On the backside of the facility, the night-drop kennels are an after-hours refuge for lost animals. There are four doors for small animals and three large doors for big animals. Once one of the doors is opened, it locks so the animal can’t escape and no one can accidentally open an occupied kennel.

On the inside, the kennels are heated and the animal will have access to water. Every morning, a staff member checks the kennels to see if any animals were dropped off.

Sometimes, staff at AACC says people don’t know the kennels are an option, or they don’t use them correctly. Earlier this week, someone tried to put a dog in one of the kennels, but ended up leaving it loose, outside the facility.

“Somebody was trying to get the dog in the kennels at about 11 that night I believe and the security cameras showed the dog waiting out here until about 6 in the morning,” said Laura Atwood, spokesperson for Animal Care and Control.

Atwood said staff was able to catch the dog and bring it in, but another time, someone left a cat inside one of the fenced play areas. The cat got out and staff never caught it.

“Obviously we feel for them,” Atwood said. “I still worry about that cat. I still wonder.”

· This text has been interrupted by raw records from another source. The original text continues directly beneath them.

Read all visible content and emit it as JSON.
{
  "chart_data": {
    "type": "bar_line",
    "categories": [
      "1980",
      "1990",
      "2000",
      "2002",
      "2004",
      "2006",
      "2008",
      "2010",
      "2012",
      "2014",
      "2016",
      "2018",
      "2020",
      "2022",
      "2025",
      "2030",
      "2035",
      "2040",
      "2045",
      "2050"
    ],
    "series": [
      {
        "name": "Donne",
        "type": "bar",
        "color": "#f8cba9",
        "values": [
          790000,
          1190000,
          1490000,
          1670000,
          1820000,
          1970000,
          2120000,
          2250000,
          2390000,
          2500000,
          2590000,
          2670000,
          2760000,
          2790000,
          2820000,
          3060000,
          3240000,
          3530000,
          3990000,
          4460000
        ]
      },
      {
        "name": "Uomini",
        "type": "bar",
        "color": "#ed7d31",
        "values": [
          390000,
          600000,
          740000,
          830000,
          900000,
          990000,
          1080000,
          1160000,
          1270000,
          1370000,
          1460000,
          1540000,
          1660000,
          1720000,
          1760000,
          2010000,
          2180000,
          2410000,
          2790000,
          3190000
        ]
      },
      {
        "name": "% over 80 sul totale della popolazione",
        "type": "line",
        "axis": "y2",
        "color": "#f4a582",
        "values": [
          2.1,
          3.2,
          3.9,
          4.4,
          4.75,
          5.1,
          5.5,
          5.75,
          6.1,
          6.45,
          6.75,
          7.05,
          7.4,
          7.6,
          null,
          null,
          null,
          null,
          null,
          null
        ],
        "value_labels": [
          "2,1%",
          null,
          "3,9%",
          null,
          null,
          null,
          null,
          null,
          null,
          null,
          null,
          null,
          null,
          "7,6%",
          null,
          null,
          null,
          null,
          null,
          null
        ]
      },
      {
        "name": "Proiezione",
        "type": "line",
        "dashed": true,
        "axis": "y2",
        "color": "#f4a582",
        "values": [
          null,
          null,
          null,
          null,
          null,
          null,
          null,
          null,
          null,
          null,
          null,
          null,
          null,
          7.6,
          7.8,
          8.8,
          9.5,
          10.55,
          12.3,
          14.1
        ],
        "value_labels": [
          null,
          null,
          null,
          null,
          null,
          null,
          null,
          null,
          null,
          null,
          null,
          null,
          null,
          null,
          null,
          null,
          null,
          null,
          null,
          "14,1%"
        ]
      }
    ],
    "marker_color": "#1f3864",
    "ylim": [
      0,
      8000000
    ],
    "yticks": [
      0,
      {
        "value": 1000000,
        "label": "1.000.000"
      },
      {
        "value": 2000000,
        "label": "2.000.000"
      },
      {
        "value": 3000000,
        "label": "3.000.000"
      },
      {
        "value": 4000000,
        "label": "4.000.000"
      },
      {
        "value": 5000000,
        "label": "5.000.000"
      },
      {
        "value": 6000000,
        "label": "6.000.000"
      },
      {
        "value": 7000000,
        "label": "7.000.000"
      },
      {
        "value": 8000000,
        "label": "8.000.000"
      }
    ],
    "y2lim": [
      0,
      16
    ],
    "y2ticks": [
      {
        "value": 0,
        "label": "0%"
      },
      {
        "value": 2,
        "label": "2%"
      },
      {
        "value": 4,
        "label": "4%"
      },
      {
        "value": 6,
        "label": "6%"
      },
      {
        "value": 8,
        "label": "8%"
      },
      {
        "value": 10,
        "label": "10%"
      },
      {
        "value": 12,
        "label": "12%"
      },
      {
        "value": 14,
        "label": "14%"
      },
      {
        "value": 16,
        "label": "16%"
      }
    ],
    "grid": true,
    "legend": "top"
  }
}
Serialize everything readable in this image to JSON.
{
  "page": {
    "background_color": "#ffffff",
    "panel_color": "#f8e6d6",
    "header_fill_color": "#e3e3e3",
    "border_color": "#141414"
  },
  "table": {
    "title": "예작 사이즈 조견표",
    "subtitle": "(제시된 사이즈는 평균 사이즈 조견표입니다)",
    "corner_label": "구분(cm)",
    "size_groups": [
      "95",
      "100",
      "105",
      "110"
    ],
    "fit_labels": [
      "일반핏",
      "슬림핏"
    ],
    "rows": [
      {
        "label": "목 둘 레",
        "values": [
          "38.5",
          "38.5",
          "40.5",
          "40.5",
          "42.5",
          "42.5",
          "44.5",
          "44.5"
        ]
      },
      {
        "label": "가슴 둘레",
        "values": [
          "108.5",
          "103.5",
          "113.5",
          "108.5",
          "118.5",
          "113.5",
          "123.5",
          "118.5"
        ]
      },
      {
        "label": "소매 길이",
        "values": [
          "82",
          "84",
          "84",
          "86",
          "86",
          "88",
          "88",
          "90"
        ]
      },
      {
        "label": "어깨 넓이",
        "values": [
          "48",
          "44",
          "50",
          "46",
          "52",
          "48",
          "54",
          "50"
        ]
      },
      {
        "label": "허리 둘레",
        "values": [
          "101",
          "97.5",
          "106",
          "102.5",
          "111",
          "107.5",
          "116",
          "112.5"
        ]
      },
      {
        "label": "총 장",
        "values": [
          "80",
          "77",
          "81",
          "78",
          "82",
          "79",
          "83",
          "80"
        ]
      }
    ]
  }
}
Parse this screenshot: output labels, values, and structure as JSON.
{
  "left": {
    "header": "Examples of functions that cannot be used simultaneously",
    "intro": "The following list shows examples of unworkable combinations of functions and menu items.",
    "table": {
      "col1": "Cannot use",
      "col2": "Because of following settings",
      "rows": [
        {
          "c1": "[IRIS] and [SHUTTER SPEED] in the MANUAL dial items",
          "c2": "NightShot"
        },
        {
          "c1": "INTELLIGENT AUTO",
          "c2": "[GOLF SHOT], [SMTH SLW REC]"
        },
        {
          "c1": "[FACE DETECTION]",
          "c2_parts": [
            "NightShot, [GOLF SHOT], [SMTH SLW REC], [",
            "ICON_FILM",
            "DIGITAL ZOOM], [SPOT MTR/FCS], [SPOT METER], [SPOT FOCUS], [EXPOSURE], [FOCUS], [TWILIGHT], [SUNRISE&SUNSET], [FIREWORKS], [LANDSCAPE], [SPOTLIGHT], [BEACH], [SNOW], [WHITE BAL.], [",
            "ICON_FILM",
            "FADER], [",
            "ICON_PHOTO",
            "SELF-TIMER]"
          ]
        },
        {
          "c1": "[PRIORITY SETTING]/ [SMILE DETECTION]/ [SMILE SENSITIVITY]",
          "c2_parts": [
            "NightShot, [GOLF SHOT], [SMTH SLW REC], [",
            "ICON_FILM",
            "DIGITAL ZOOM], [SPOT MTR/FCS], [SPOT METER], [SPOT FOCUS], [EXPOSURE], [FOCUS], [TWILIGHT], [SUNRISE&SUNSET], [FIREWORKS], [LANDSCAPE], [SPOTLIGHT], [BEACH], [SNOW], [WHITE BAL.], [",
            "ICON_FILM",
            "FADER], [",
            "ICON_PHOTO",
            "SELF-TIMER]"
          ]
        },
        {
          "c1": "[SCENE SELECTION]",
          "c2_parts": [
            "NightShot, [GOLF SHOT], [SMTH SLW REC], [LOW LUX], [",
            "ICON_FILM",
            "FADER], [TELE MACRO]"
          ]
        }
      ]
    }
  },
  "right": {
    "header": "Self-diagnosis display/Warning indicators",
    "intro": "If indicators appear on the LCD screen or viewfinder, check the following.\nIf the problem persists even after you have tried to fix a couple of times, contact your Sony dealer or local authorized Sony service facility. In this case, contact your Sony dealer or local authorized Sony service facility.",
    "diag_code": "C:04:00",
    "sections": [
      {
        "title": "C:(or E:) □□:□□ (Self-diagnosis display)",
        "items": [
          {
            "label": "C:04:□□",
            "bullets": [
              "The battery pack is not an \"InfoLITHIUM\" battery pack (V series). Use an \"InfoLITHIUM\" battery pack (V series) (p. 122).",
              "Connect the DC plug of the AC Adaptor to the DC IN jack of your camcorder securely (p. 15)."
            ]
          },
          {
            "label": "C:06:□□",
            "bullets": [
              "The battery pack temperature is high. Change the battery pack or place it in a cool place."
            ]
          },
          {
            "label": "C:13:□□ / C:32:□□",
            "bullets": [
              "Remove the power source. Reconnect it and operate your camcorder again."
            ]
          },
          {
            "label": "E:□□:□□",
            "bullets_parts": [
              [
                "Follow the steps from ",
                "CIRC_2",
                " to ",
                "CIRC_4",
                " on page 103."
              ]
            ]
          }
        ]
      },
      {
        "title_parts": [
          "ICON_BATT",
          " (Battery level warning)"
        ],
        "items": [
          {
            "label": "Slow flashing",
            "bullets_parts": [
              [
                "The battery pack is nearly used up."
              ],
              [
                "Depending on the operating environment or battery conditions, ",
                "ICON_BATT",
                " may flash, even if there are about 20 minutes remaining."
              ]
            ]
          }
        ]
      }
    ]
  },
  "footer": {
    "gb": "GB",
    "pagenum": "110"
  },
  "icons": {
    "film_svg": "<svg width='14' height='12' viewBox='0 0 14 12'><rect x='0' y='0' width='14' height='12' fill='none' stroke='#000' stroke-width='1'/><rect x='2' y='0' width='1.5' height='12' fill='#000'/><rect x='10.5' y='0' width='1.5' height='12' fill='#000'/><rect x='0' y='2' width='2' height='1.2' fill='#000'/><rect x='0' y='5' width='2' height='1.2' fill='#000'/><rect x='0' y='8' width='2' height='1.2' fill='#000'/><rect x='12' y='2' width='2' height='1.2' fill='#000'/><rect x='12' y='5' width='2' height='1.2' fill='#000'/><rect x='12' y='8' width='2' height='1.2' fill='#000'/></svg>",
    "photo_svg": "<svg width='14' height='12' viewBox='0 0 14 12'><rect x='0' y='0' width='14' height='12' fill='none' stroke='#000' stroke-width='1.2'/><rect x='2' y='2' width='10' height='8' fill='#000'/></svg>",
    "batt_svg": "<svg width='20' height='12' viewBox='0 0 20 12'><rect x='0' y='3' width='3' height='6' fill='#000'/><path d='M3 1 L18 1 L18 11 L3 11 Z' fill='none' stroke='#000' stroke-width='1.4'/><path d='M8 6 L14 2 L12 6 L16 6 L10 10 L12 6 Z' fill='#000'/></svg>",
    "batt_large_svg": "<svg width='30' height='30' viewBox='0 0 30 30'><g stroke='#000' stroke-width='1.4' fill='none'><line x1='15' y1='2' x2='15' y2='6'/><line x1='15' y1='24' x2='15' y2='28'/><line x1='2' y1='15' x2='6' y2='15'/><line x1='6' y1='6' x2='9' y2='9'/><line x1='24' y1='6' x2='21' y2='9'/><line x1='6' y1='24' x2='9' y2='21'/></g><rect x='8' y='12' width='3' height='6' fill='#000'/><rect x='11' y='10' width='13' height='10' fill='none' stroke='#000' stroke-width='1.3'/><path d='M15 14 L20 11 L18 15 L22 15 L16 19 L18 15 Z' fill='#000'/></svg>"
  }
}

The night-drop kennels are meant for stray animals. Atwood said people sometimes leave their pets inside, rather than bring them in and surrender them during normal business hours. She said this actually makes it harder on the pet, because without knowing where an animal came from, it has to be held for longer at the shelter before it can be put up for adoption.

If you leave an animal at the night-drop kennel, you’re asked to fill out a form, which are in a box near the doors. It tells staff important information, like where the animal was found. One side of the form is for stray animals. The other side is a surrender agreement, if someone has to drop off their pet outside business hours.

Atwood said she understand sometimes families can no longer care for a pet and have to bring it to the shelter, but dropping it off during business hours gives it the best chance of finding a new home quickly – which is the hope for every animal they take in.

“We’re always very grateful for the good Samaritans in our community who pick up those stray animals and bring them here,” Atwood said.

Anchorage Animal Care and Control is located at 4711 Elmore Road, right next to the Anchorage Police Department headquarters.